Dieu Écologie. La prestation du préfet, et sa disponibilité (de 19h à 0h30, quand même), ont été appréciés, d’après le micro tendu par Les Indiscrétions lors de l’apéro. Bernard Bilhac et certains autres acteurs économiques pointent cependant un discours parfois empreint du « Dieu Écologie », pour reprendre l’expression de Bernard Bilhac – même si François-Xavier Lauch se défend d’être « l’écologiste de service. Dans le Tarn, j’ai signé pour construire une autoroute, je vous le rappelle ». « Je ne comprends pas le non attrait touristique du lac du Salagou voulu par la préservation environnementale, pointe Bernard Bilhac. Le classement Natura 2000 empêche de créer tout développement économique sur un lieu d’exception, hormis un camping. Les gens viennent, se baignent, font du VTT, mais ne peuvent pas y dormir. Il n’y a pas de qualité d’accueil, ni de toilettes. On ne peut pas y manger, ni y dormir. Regardez ce qu’on a fait autour du Lac Léman ou du lac d’Annecy. À notre échelle, il y aurait quelque chose à faire, dans le respect des normes. Quand on connaît taux de chômage sur le territoire, et qu’on se congratule d’avoir classé le lac, cela m’irrite. »
Là encore, le préfet n’a pas le même point de vue : « L’objectif des élus du cru, c’est la préservation des espaces naturels. Il faut des espaces urbanisés et d’espaces naturels. Même si cet espace a été construit par l’homme (à la fin des années 60, pour l’irrigation, note), c’est l’une des zones les plus préservées de l’Hérault. Préserver un espace n’est pas l’opposer à l’activité économique. Il y a de l’agriculture sur les bords du lac, les agriculteurs étant des chefs d’entreprises. L’activité touristique doit être quant à elle limitée à ce que la zone peut porter. Et est-ce que le lac d’Annecy est un modèle ? Je n’en sais rien. » L’obtention du label Grands Sites de France (attendue dans les prochaines semaines, pour le lac du Salagou et le cirque de Mourèze) « est tout sauf mettre un territoire sous cloche ».

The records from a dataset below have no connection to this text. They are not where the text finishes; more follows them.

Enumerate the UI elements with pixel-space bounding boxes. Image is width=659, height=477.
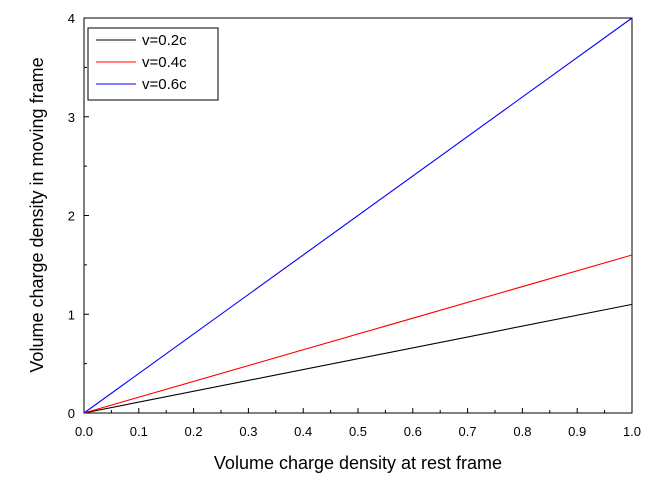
y-tick-label: 4	[68, 11, 75, 26]
series-line	[83, 303, 633, 414]
legend: v=0.2c v=0.4c v=0.6c	[87, 27, 219, 101]
y-tick-label: 1	[68, 307, 75, 322]
y-tick-label: 0	[68, 406, 75, 421]
x-tick-label: 0.0	[75, 424, 93, 439]
legend-label: v=0.4c	[142, 54, 187, 71]
y-tick-label: 3	[68, 110, 75, 125]
legend-label: v=0.6c	[142, 76, 187, 93]
x-tick-label: 0.6	[404, 424, 422, 439]
series-line	[83, 254, 633, 414]
x-tick-label: 1.0	[623, 424, 641, 439]
x-tick-label: 0.3	[239, 424, 257, 439]
y-axis-title: Volume charge density in moving frame	[27, 57, 47, 372]
ticks-layer: 0.0 0.1 0.2 0.3 0.4 0.5 0.6 0.7 0.8 0.9 1.0 0 1 2 3 4	[68, 11, 641, 439]
x-tick-label: 0.7	[459, 424, 477, 439]
series-layer	[83, 17, 633, 414]
series-line	[83, 17, 633, 414]
x-tick-label: 0.2	[185, 424, 203, 439]
x-axis-title: Volume charge density at rest frame	[214, 453, 502, 473]
x-tick-label: 0.8	[513, 424, 531, 439]
x-tick-label: 0.1	[130, 424, 148, 439]
x-tick-label: 0.4	[294, 424, 312, 439]
legend-items: v=0.2c v=0.4c v=0.6c	[96, 32, 187, 93]
x-tick-label: 0.5	[349, 424, 367, 439]
x-tick-label: 0.9	[568, 424, 586, 439]
legend-label: v=0.2c	[142, 32, 187, 49]
y-tick-label: 2	[68, 209, 75, 224]
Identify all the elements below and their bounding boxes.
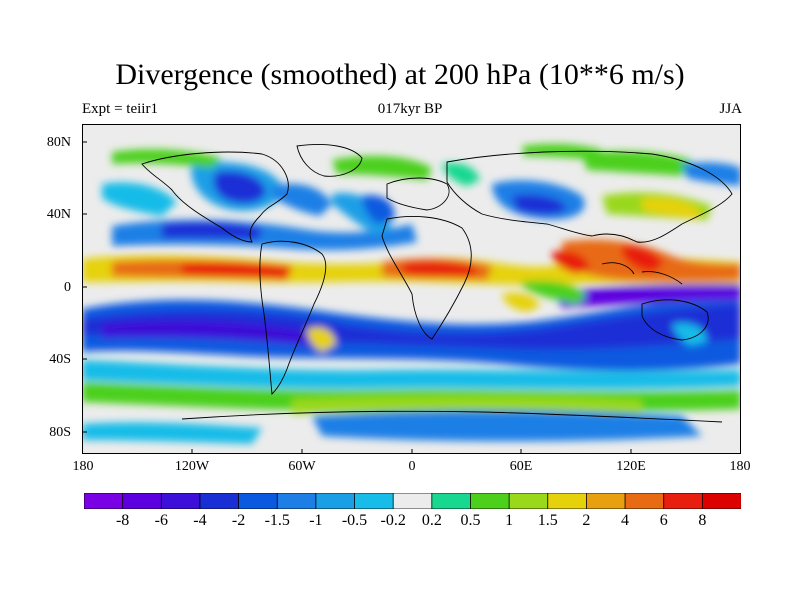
colorbar-swatch [586, 493, 626, 509]
colorbar-label: 1 [505, 512, 514, 529]
lat-label-40s: 40S [49, 352, 71, 367]
map-title: Divergence (smoothed) at 200 hPa (10**6 … [115, 58, 685, 91]
colorbar-label: 2 [582, 512, 591, 529]
colorbar-swatch [160, 493, 201, 509]
colorbar-label: 0.2 [421, 512, 442, 529]
colorbar-swatch [392, 493, 433, 509]
colorbar-label: -0.5 [341, 512, 368, 529]
colorbar-label: -1 [309, 512, 323, 529]
lat-label-80s: 80S [49, 425, 71, 440]
colorbar-label: 0.5 [460, 512, 481, 529]
colorbar-swatch [122, 493, 163, 509]
lat-label-0: 0 [64, 280, 71, 295]
lon-label-60w: 60W [288, 459, 316, 474]
colorbar-swatch [547, 493, 588, 509]
colorbar-label: -1.5 [264, 512, 290, 529]
colorbar-swatch [315, 493, 356, 509]
colorbar-swatch [663, 493, 704, 509]
colorbar-label: -4 [193, 512, 207, 529]
lat-label-80n: 80N [46, 135, 71, 150]
colorbar-swatch [238, 493, 278, 509]
colorbar-swatch [701, 493, 741, 509]
colorbar-label: 4 [621, 512, 630, 529]
colorbar-swatch [276, 493, 317, 509]
colorbar-swatch [84, 493, 124, 509]
time-label: 017kyr BP [377, 101, 443, 117]
lon-label-60e: 60E [509, 459, 533, 474]
lon-label-0: 0 [408, 459, 416, 474]
colorbar-label: 1.5 [537, 512, 558, 529]
coastlines [141, 144, 733, 423]
colorbar-swatch [470, 493, 510, 509]
colorbar-swatch [431, 493, 472, 509]
divergence-field [82, 141, 741, 454]
lon-label-120e: 120E [616, 459, 646, 474]
divergence-map [82, 124, 741, 454]
colorbar-swatch [624, 493, 665, 509]
lat-label-40n: 40N [46, 207, 71, 222]
colorbar-swatch [354, 493, 394, 509]
colorbar-label: -2 [231, 512, 246, 529]
experiment-label: Expt = teiir1 [82, 101, 158, 117]
colorbar-label: -8 [115, 512, 130, 529]
colorbar-swatch [199, 493, 240, 509]
lon-label-120w: 120W [174, 459, 210, 474]
colorbar-label: 6 [659, 512, 668, 529]
colorbar-label: -6 [154, 512, 168, 529]
colorbar-swatch [508, 493, 549, 509]
colorbar [84, 493, 741, 509]
lon-label-180e: 180 [729, 459, 751, 474]
colorbar-label: 8 [698, 512, 707, 529]
colorbar-label: -0.2 [380, 512, 406, 529]
lon-label-180w: 180 [72, 459, 94, 474]
season-label: JJA [719, 101, 742, 117]
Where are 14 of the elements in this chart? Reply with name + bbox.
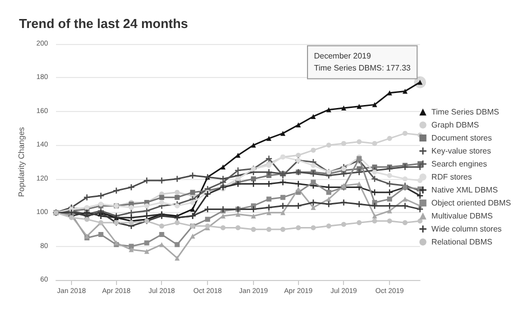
legend-label: Relational DBMS (431, 238, 492, 246)
chart-title: Trend of the last 24 months (19, 16, 188, 31)
legend-label: Document stores (431, 134, 492, 142)
legend-label: Wide column stores (431, 224, 502, 234)
legend-label: Native XML DBMS (431, 186, 498, 194)
annotation: December 2019 Time Series DBMS: 177.33 (314, 52, 412, 73)
y-axis-title: Popularity Changes (16, 127, 26, 197)
legend-label: Search engines (431, 160, 488, 168)
legend-label: Object oriented DBMS (431, 198, 512, 208)
legend-label: Graph DBMS (431, 120, 479, 130)
legend-label: RDF stores (431, 172, 472, 182)
legend-label: Time Series DBMS (431, 108, 500, 116)
legend-label: Multivalue DBMS (431, 212, 493, 220)
legend-label: Key-value stores (431, 146, 492, 156)
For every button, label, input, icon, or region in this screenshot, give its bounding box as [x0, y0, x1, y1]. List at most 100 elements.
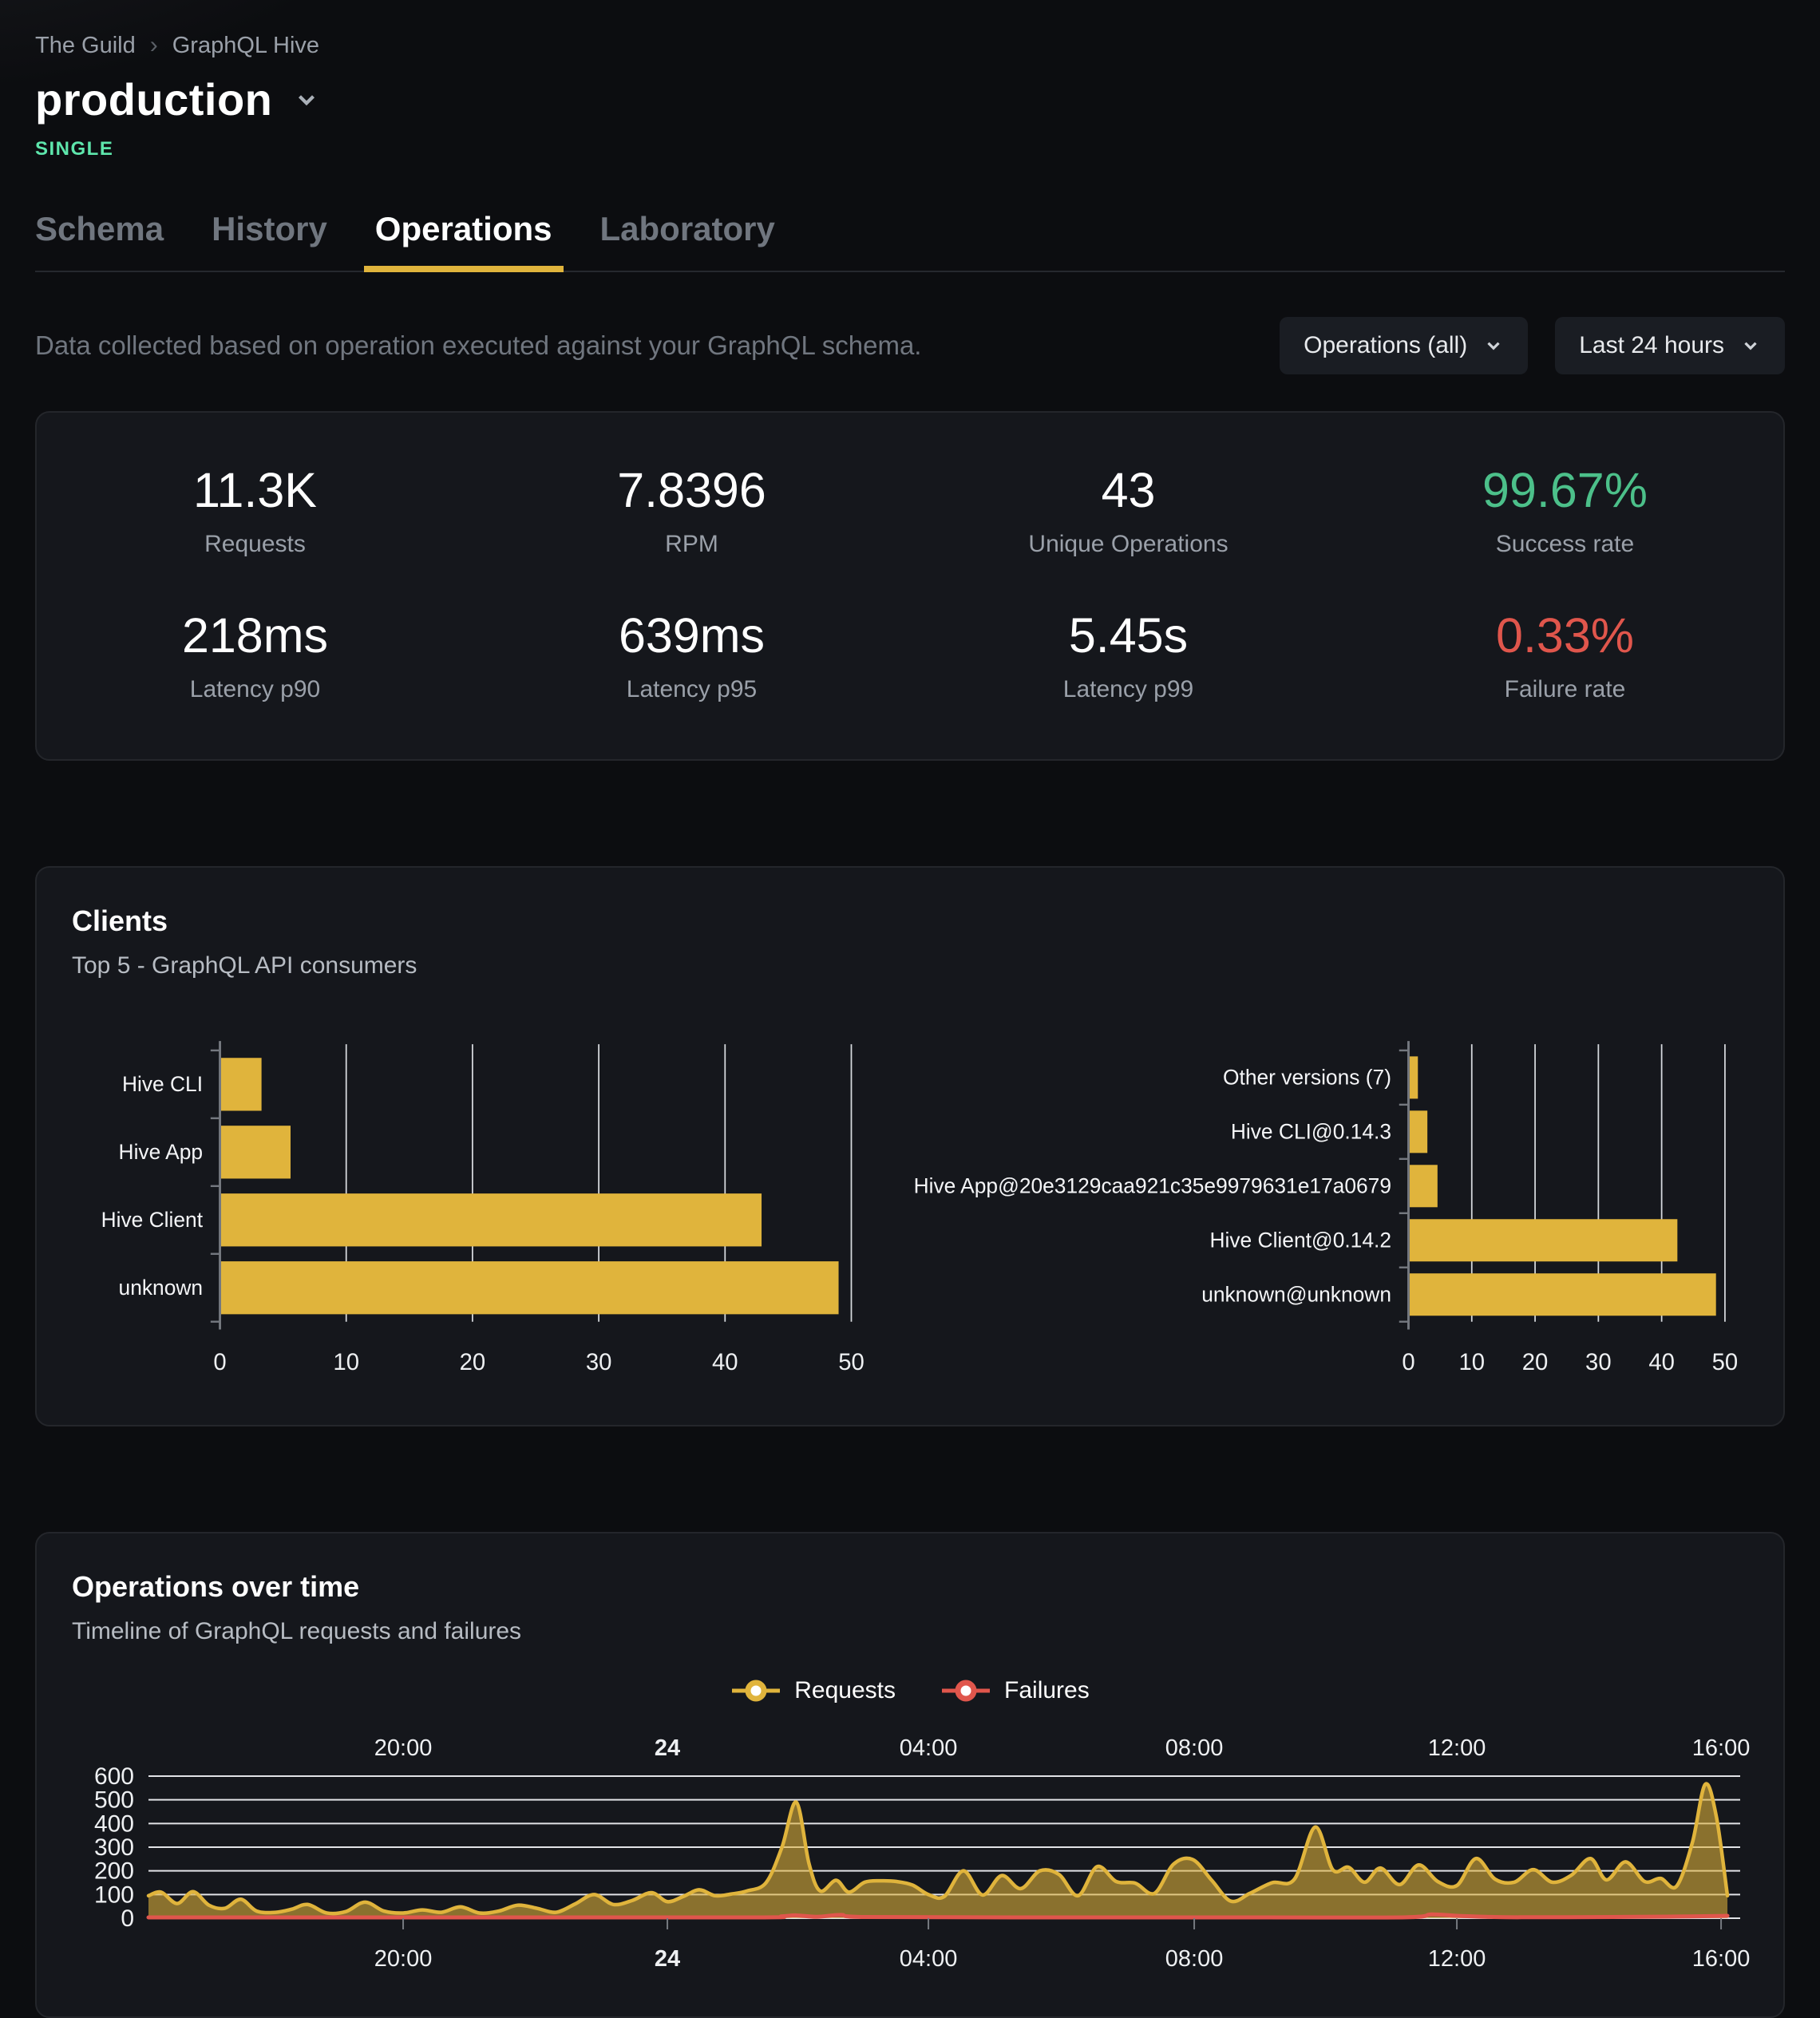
clients-subtitle: Top 5 - GraphQL API consumers: [72, 952, 417, 979]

Projet d’agglomération du Cœur d’Hérault : « Il faut un accord politique entre élus. » Faut-il créer une communauté d’agglomération en fusionnant les communes de communes de la Vallée de l’Hérault, du Clermontais et du Lodévois Larzac, dans la foulée du Scot voté en 2023 ? « Il faut un accord politique entre élus. L’État ne tapera pas du poing sur la table pour forcer des gens à travailler ensemble. C’est le préalable. Un travail est à faire pour y aller ensemble, en définissant un projet commun. Et il y a peut-être des étapes intermédiaires : définir des dossiers en commun, et vérifier si cela fonctionne, si tout le monde est d’accord. Des formes d’associations intermédiaires sont à lancer : transport, développement économique, environnement… C’est sûr qu’une agglomération plus grande, c’est plus d’ingénierie, plus de compétences, plus de moyens financiers. Mais tout cela est finalement très politique. »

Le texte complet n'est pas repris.